Face au sentiment de déracinement et au besoin de se relier aux origines les plus profondes de l'humanité, je dessine un récit utilisant la force de l'instinct et de la survie émotionnelle dans le cadre d'un monde dont les lois de la vie sont également teintées d'amour et de violence. Un monde où le ressenti et le vécu se confondent parfois de manière magique ou tragique. Cet univers est un affront à la terreur et à la déshumanisation car, selon mes convictions, la passion est elle-même un acte de défi.
Liza Ambrossio
Liza Ambrossio est née en 1993 à Mexico. C’ est une artiste pluridisciplinaire, cinéaste et militante des droits des femmes, franco-mexicaine, qui vit et travaille en France. Elle a commencé sa pratique artistique à seize ans, lorsqu'elle a demandé à une ancienne domestique de la maison de sa mère de voler les photographies des albums de famille, à la recherche de traces d'un passé sombre pour lequel il ne semblait pas y avoir de preuves. Au même moment, dans sa ville natale de Mexico, Ambrossio dépeint son passage de l'adolescence à l'âge adulte en cherchant des moyens de survivre à distance au cours d'un processus chaotique et houleux d'émancipation par rapport à sa famille.
Après le suicide de son colocataire et meilleur ami d'adolescence, elle hérite de son travail de photographe "nota roja" (presse policière), couvrant les meurtres, les accidents et les tortures perpétrées par les trafiquants de drogue à l'aube pour le compte d'un journal local. Ambrossio part à la découverte de son corps et de son psychisme, au gré des perturbations, de la magie, des traumatismes, des rêves et des visions. Dans ces moments, elle découvre que l'enfer intérieur contient le même enfer qui explose à l'extérieur.
Après avoir terminé ses études universitaires en politique à la Facultad de Ciencias Politicas y Sociales de l'U.N.A.M., Mexico, et s'être spécialisée dans la négociation et la gestion des conflits politiques et sociaux à l'U.T. (U.S.A.), elle a reçu de nombreuses bourses aux États-Unis et en Europe, parmi lesquelles la bourse Descubrimientos pour le master en photographie et les projets artistiques au PIC. Une école récompensée par le festival PHotoEspaña et la maison d'édition La Fabrica à Madrid, en Espagne.

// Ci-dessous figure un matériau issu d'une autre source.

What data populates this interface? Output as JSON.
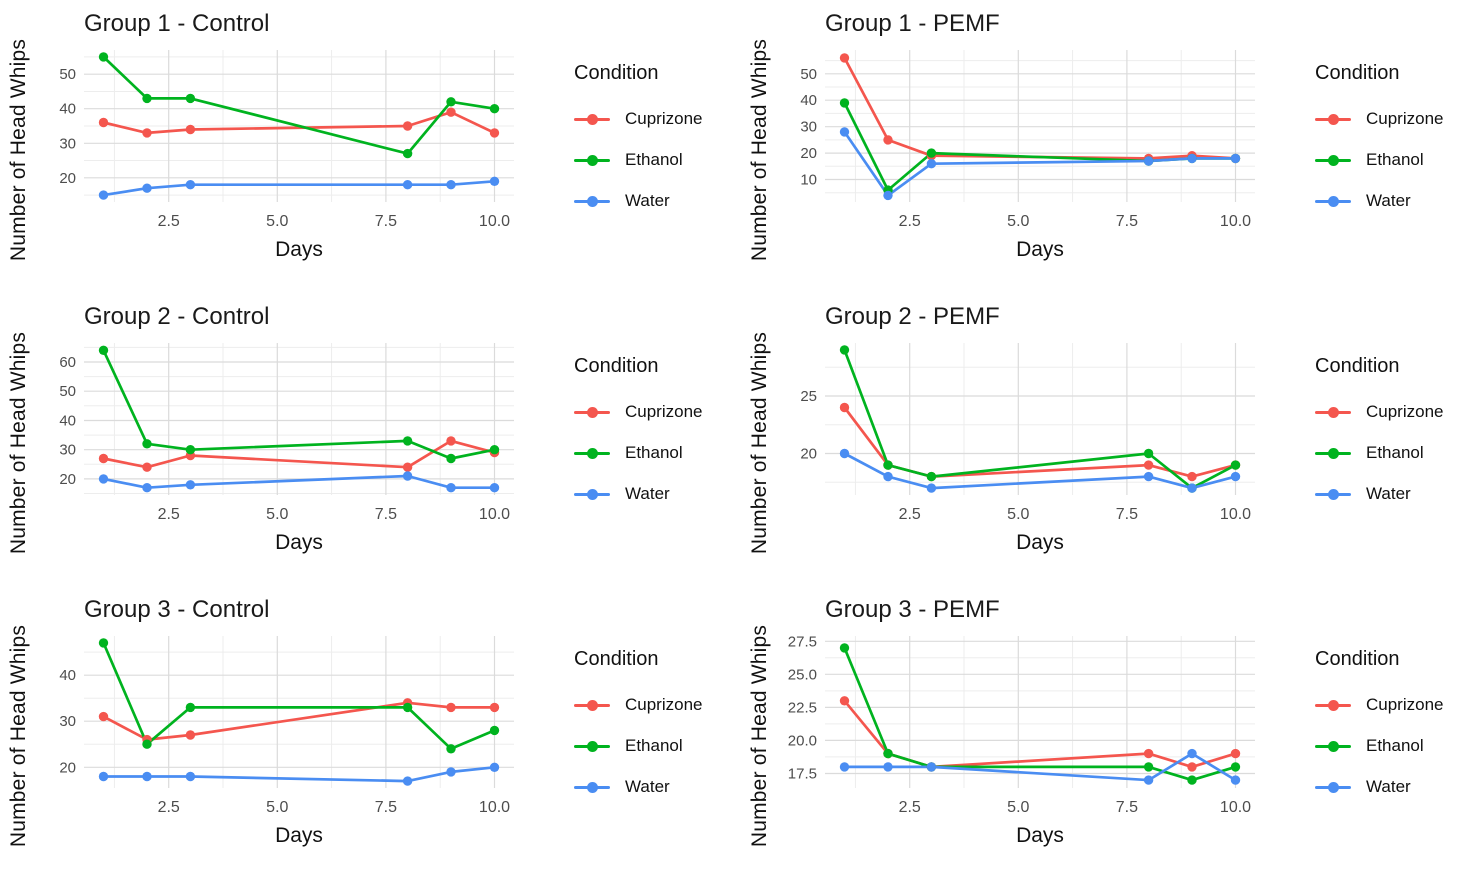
{
  "axes": {
    "xlabel": "Days",
    "ylabel": "Number of Head Whips"
  },
  "legend": {
    "title": "Condition",
    "position": "right",
    "items": [
      {
        "label": "Cuprizone",
        "color": "#f4564e"
      },
      {
        "label": "Ethanol",
        "color": "#00b31f"
      },
      {
        "label": "Water",
        "color": "#4a8df2"
      }
    ]
  },
  "colors": {
    "cuprizone": "#f4564e",
    "ethanol": "#00b31f",
    "water": "#4a8df2",
    "grid_major": "#dbdbdb",
    "grid_minor": "#ededed",
    "tick_text": "#4d4d4d"
  },
  "chart_data": [
    {
      "type": "line",
      "title": "Group 1 - Control",
      "xlabel": "Days",
      "ylabel": "Number of Head Whips",
      "legend_title": "Condition",
      "legend_position": "right",
      "grid": true,
      "x": [
        1,
        2,
        3,
        8,
        9,
        10
      ],
      "xticks": [
        2.5,
        5.0,
        7.5,
        10.0
      ],
      "xtick_labels": [
        "2.5",
        "5.0",
        "7.5",
        "10.0"
      ],
      "xlim": [
        0.55,
        10.45
      ],
      "yticks": [
        20,
        30,
        40,
        50
      ],
      "ytick_labels": [
        "20",
        "30",
        "40",
        "50"
      ],
      "ylim": [
        13,
        57
      ],
      "series": [
        {
          "name": "Cuprizone",
          "color": "#f4564e",
          "values": [
            36,
            33,
            34,
            35,
            39,
            33
          ]
        },
        {
          "name": "Ethanol",
          "color": "#00b31f",
          "values": [
            55,
            43,
            43,
            27,
            42,
            40
          ]
        },
        {
          "name": "Water",
          "color": "#4a8df2",
          "values": [
            15,
            17,
            18,
            18,
            18,
            19
          ]
        }
      ]
    },
    {
      "type": "line",
      "title": "Group 1 - PEMF",
      "xlabel": "Days",
      "ylabel": "Number of Head Whips",
      "legend_title": "Condition",
      "legend_position": "right",
      "grid": true,
      "x": [
        1,
        2,
        3,
        8,
        9,
        10
      ],
      "xticks": [
        2.5,
        5.0,
        7.5,
        10.0
      ],
      "xtick_labels": [
        "2.5",
        "5.0",
        "7.5",
        "10.0"
      ],
      "xlim": [
        0.55,
        10.45
      ],
      "yticks": [
        10,
        20,
        30,
        40,
        50
      ],
      "ytick_labels": [
        "10",
        "20",
        "30",
        "40",
        "50"
      ],
      "ylim": [
        1.5,
        59
      ],
      "series": [
        {
          "name": "Cuprizone",
          "color": "#f4564e",
          "values": [
            56,
            25,
            19,
            18,
            19,
            18
          ]
        },
        {
          "name": "Ethanol",
          "color": "#00b31f",
          "values": [
            39,
            6,
            20,
            17,
            18,
            18
          ]
        },
        {
          "name": "Water",
          "color": "#4a8df2",
          "values": [
            28,
            4,
            16,
            17,
            18,
            18
          ]
        }
      ]
    },
    {
      "type": "line",
      "title": "Group 2 - Control",
      "xlabel": "Days",
      "ylabel": "Number of Head Whips",
      "legend_title": "Condition",
      "legend_position": "right",
      "grid": true,
      "x": [
        1,
        2,
        3,
        8,
        9,
        10
      ],
      "xticks": [
        2.5,
        5.0,
        7.5,
        10.0
      ],
      "xtick_labels": [
        "2.5",
        "5.0",
        "7.5",
        "10.0"
      ],
      "xlim": [
        0.55,
        10.45
      ],
      "yticks": [
        20,
        30,
        40,
        50,
        60
      ],
      "ytick_labels": [
        "20",
        "30",
        "40",
        "50",
        "60"
      ],
      "ylim": [
        14.5,
        66.5
      ],
      "series": [
        {
          "name": "Cuprizone",
          "color": "#f4564e",
          "values": [
            27,
            24,
            28,
            24,
            33,
            29
          ]
        },
        {
          "name": "Ethanol",
          "color": "#00b31f",
          "values": [
            64,
            32,
            30,
            33,
            27,
            30
          ]
        },
        {
          "name": "Water",
          "color": "#4a8df2",
          "values": [
            20,
            17,
            18,
            21,
            17,
            17
          ]
        }
      ]
    },
    {
      "type": "line",
      "title": "Group 2 - PEMF",
      "xlabel": "Days",
      "ylabel": "Number of Head Whips",
      "legend_title": "Condition",
      "legend_position": "right",
      "grid": true,
      "x": [
        1,
        2,
        3,
        8,
        9,
        10
      ],
      "xticks": [
        2.5,
        5.0,
        7.5,
        10.0
      ],
      "xtick_labels": [
        "2.5",
        "5.0",
        "7.5",
        "10.0"
      ],
      "xlim": [
        0.55,
        10.45
      ],
      "yticks": [
        20,
        25
      ],
      "ytick_labels": [
        "20",
        "25"
      ],
      "ylim": [
        16.4,
        29.6
      ],
      "series": [
        {
          "name": "Cuprizone",
          "color": "#f4564e",
          "values": [
            24,
            19,
            18,
            19,
            18,
            19
          ]
        },
        {
          "name": "Ethanol",
          "color": "#00b31f",
          "values": [
            29,
            19,
            18,
            20,
            17,
            19
          ]
        },
        {
          "name": "Water",
          "color": "#4a8df2",
          "values": [
            20,
            18,
            17,
            18,
            17,
            18
          ]
        }
      ]
    },
    {
      "type": "line",
      "title": "Group 3 - Control",
      "xlabel": "Days",
      "ylabel": "Number of Head Whips",
      "legend_title": "Condition",
      "legend_position": "right",
      "grid": true,
      "x": [
        1,
        2,
        3,
        8,
        9,
        10
      ],
      "xticks": [
        2.5,
        5.0,
        7.5,
        10.0
      ],
      "xtick_labels": [
        "2.5",
        "5.0",
        "7.5",
        "10.0"
      ],
      "xlim": [
        0.55,
        10.45
      ],
      "yticks": [
        20,
        30,
        40
      ],
      "ytick_labels": [
        "20",
        "30",
        "40"
      ],
      "ylim": [
        15.5,
        48.5
      ],
      "series": [
        {
          "name": "Cuprizone",
          "color": "#f4564e",
          "values": [
            31,
            26,
            27,
            34,
            33,
            33
          ]
        },
        {
          "name": "Ethanol",
          "color": "#00b31f",
          "values": [
            47,
            25,
            33,
            33,
            24,
            28
          ]
        },
        {
          "name": "Water",
          "color": "#4a8df2",
          "values": [
            18,
            18,
            18,
            17,
            19,
            20
          ]
        }
      ]
    },
    {
      "type": "line",
      "title": "Group 3 - PEMF",
      "xlabel": "Days",
      "ylabel": "Number of Head Whips",
      "legend_title": "Condition",
      "legend_position": "right",
      "grid": true,
      "x": [
        1,
        2,
        3,
        8,
        9,
        10
      ],
      "xticks": [
        2.5,
        5.0,
        7.5,
        10.0
      ],
      "xtick_labels": [
        "2.5",
        "5.0",
        "7.5",
        "10.0"
      ],
      "xlim": [
        0.55,
        10.45
      ],
      "yticks": [
        17.5,
        20,
        22.5,
        25,
        27.5
      ],
      "ytick_labels": [
        "17.5",
        "20.0",
        "22.5",
        "25.0",
        "27.5"
      ],
      "ylim": [
        16.4,
        27.9
      ],
      "series": [
        {
          "name": "Cuprizone",
          "color": "#f4564e",
          "values": [
            23,
            19,
            18,
            19,
            18,
            19
          ]
        },
        {
          "name": "Ethanol",
          "color": "#00b31f",
          "values": [
            27,
            19,
            18,
            18,
            17,
            18
          ]
        },
        {
          "name": "Water",
          "color": "#4a8df2",
          "values": [
            18,
            18,
            18,
            17,
            19,
            17
          ]
        }
      ]
    }
  ]
}
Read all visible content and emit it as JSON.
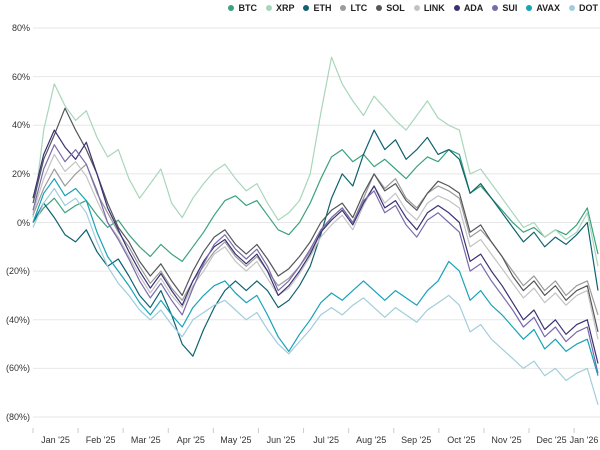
{
  "chart_data": {
    "type": "line",
    "title": "",
    "xlabel": "",
    "ylabel": "",
    "grid": true,
    "legend_position": "top-right",
    "ylim": [
      -80,
      80
    ],
    "y_tick_values": [
      80,
      60,
      40,
      20,
      0,
      -20,
      -40,
      -60,
      -80
    ],
    "y_tick_labels": [
      "80%",
      "60%",
      "40%",
      "20%",
      "0%",
      "(20%)",
      "(40%)",
      "(60%)",
      "(80%)"
    ],
    "x_tick_labels": [
      "Jan '25",
      "Feb '25",
      "Mar '25",
      "Apr '25",
      "May '25",
      "Jun '25",
      "Jul '25",
      "Aug '25",
      "Sep '25",
      "Oct '25",
      "Nov '25",
      "Dec '25",
      "Jan '26"
    ],
    "x_unit": "weekly samples, Jan 2025 through mid Jan 2026",
    "series": [
      {
        "name": "BTC",
        "color": "#3ba27a",
        "values": [
          0,
          6,
          10,
          4,
          7,
          9,
          3,
          -2,
          1,
          -5,
          -10,
          -14,
          -9,
          -13,
          -16,
          -10,
          -4,
          3,
          9,
          11,
          7,
          9,
          3,
          -3,
          -5,
          0,
          8,
          18,
          27,
          30,
          25,
          28,
          23,
          26,
          22,
          18,
          23,
          27,
          25,
          30,
          28,
          12,
          15,
          10,
          5,
          0,
          -4,
          -2,
          -6,
          -3,
          -5,
          -1,
          6,
          -13
        ]
      },
      {
        "name": "XRP",
        "color": "#a8d6ba",
        "values": [
          2,
          38,
          57,
          48,
          42,
          46,
          35,
          27,
          30,
          18,
          10,
          16,
          22,
          8,
          2,
          10,
          16,
          21,
          24,
          18,
          13,
          16,
          8,
          1,
          4,
          9,
          20,
          45,
          68,
          57,
          50,
          44,
          52,
          47,
          42,
          38,
          44,
          50,
          43,
          40,
          38,
          20,
          22,
          16,
          10,
          4,
          -2,
          0,
          -6,
          -3,
          -7,
          -4,
          4,
          -18
        ]
      },
      {
        "name": "ETH",
        "color": "#0f6270",
        "values": [
          0,
          8,
          2,
          -5,
          -8,
          -3,
          -12,
          -18,
          -15,
          -22,
          -30,
          -35,
          -28,
          -38,
          -50,
          -55,
          -44,
          -35,
          -28,
          -24,
          -28,
          -24,
          -28,
          -35,
          -32,
          -26,
          -18,
          -5,
          10,
          20,
          15,
          28,
          38,
          30,
          34,
          26,
          30,
          35,
          28,
          30,
          26,
          12,
          16,
          10,
          4,
          -2,
          -8,
          -4,
          -10,
          -6,
          -9,
          -5,
          0,
          -28
        ]
      },
      {
        "name": "LTC",
        "color": "#9b9b9b",
        "values": [
          3,
          14,
          22,
          15,
          20,
          24,
          12,
          4,
          -4,
          -10,
          -18,
          -25,
          -20,
          -27,
          -32,
          -24,
          -18,
          -12,
          -8,
          -14,
          -18,
          -14,
          -20,
          -26,
          -23,
          -18,
          -12,
          -4,
          2,
          6,
          0,
          10,
          20,
          14,
          18,
          10,
          6,
          12,
          15,
          13,
          10,
          -6,
          -3,
          -8,
          -14,
          -20,
          -26,
          -22,
          -28,
          -24,
          -30,
          -26,
          -24,
          -38
        ]
      },
      {
        "name": "SOL",
        "color": "#54565a",
        "values": [
          8,
          26,
          36,
          47,
          38,
          30,
          20,
          8,
          -2,
          -8,
          -16,
          -22,
          -17,
          -24,
          -30,
          -20,
          -12,
          -6,
          -3,
          -9,
          -13,
          -9,
          -15,
          -22,
          -19,
          -14,
          -8,
          0,
          5,
          8,
          2,
          12,
          20,
          13,
          16,
          9,
          5,
          12,
          17,
          15,
          12,
          -4,
          -1,
          -8,
          -14,
          -22,
          -28,
          -24,
          -30,
          -26,
          -32,
          -28,
          -26,
          -45
        ]
      },
      {
        "name": "LINK",
        "color": "#c3c3c3",
        "values": [
          4,
          18,
          28,
          21,
          25,
          19,
          9,
          0,
          -6,
          -14,
          -22,
          -29,
          -23,
          -30,
          -35,
          -26,
          -20,
          -13,
          -10,
          -16,
          -20,
          -16,
          -23,
          -30,
          -27,
          -21,
          -14,
          -6,
          -1,
          3,
          -3,
          7,
          15,
          8,
          12,
          5,
          1,
          8,
          11,
          9,
          6,
          -10,
          -7,
          -13,
          -19,
          -25,
          -31,
          -27,
          -33,
          -29,
          -34,
          -30,
          -28,
          -48
        ]
      },
      {
        "name": "ADA",
        "color": "#3a3173",
        "values": [
          10,
          28,
          38,
          31,
          26,
          33,
          20,
          6,
          -3,
          -12,
          -20,
          -27,
          -21,
          -28,
          -34,
          -24,
          -16,
          -10,
          -7,
          -13,
          -17,
          -13,
          -20,
          -30,
          -26,
          -20,
          -13,
          -4,
          1,
          5,
          -1,
          8,
          15,
          6,
          9,
          2,
          -3,
          4,
          7,
          4,
          0,
          -16,
          -13,
          -20,
          -26,
          -33,
          -40,
          -36,
          -44,
          -40,
          -46,
          -42,
          -40,
          -58
        ]
      },
      {
        "name": "SUI",
        "color": "#7b6aab",
        "values": [
          5,
          22,
          32,
          25,
          30,
          24,
          13,
          0,
          -7,
          -15,
          -24,
          -31,
          -25,
          -32,
          -38,
          -27,
          -17,
          -9,
          -5,
          -11,
          -15,
          -11,
          -18,
          -28,
          -24,
          -18,
          -11,
          -3,
          2,
          6,
          0,
          9,
          13,
          4,
          7,
          -1,
          -6,
          1,
          4,
          0,
          -4,
          -20,
          -17,
          -24,
          -30,
          -36,
          -43,
          -39,
          -47,
          -43,
          -49,
          -45,
          -43,
          -62
        ]
      },
      {
        "name": "AVAX",
        "color": "#17a2b8",
        "values": [
          0,
          12,
          18,
          11,
          14,
          9,
          -4,
          -14,
          -20,
          -26,
          -33,
          -38,
          -32,
          -38,
          -43,
          -35,
          -30,
          -26,
          -24,
          -29,
          -33,
          -30,
          -38,
          -47,
          -53,
          -46,
          -40,
          -33,
          -29,
          -32,
          -28,
          -24,
          -28,
          -32,
          -28,
          -31,
          -34,
          -28,
          -24,
          -16,
          -20,
          -32,
          -28,
          -34,
          -38,
          -43,
          -48,
          -44,
          -52,
          -48,
          -53,
          -50,
          -48,
          -63
        ]
      },
      {
        "name": "DOT",
        "color": "#a2cddc",
        "values": [
          -2,
          8,
          14,
          7,
          10,
          4,
          -8,
          -18,
          -25,
          -30,
          -36,
          -40,
          -36,
          -42,
          -47,
          -40,
          -37,
          -34,
          -32,
          -36,
          -40,
          -37,
          -44,
          -50,
          -54,
          -49,
          -44,
          -38,
          -35,
          -38,
          -34,
          -31,
          -35,
          -39,
          -35,
          -38,
          -41,
          -36,
          -33,
          -30,
          -34,
          -45,
          -42,
          -48,
          -52,
          -56,
          -60,
          -57,
          -63,
          -60,
          -65,
          -62,
          -60,
          -75
        ]
      }
    ]
  }
}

Son univers respire une réelle tentative de comprendre les pouvoirs et les faiblesses de l'esprit comme un moyen d'examiner l'expérience humaine, qui passe par le passé, le présent et le futur. Ambrossio incorpore des symboles faisant allusion à la sorcellerie, à l'eroguru, à la mythologie, aux souvenirs et aux légendes qu'elle mélange à ses récits écrits, à ses photos-sculptures, à ses livres de photos, à ses objets, à ses installations, à ses sons, à ses peintures, à ses dessins, à ses performances et à ses vidéos qu'elle réunit par association libre, des schémas promus par ses propres théories liées à la manipulation psychologique et à son influence sur la continuation ou la rupture du pouvoir professé par les différentes structures sociales. Leurs approches ont une relation intense mais anarchique avec le hasard et l'instinct et impliquent la déstabilisation des canons féminins qui menacent la possibilité de dépasser les limites ethniques, sexuelles, morales, religieuses et politiques. Du côté du vivant, à jamais.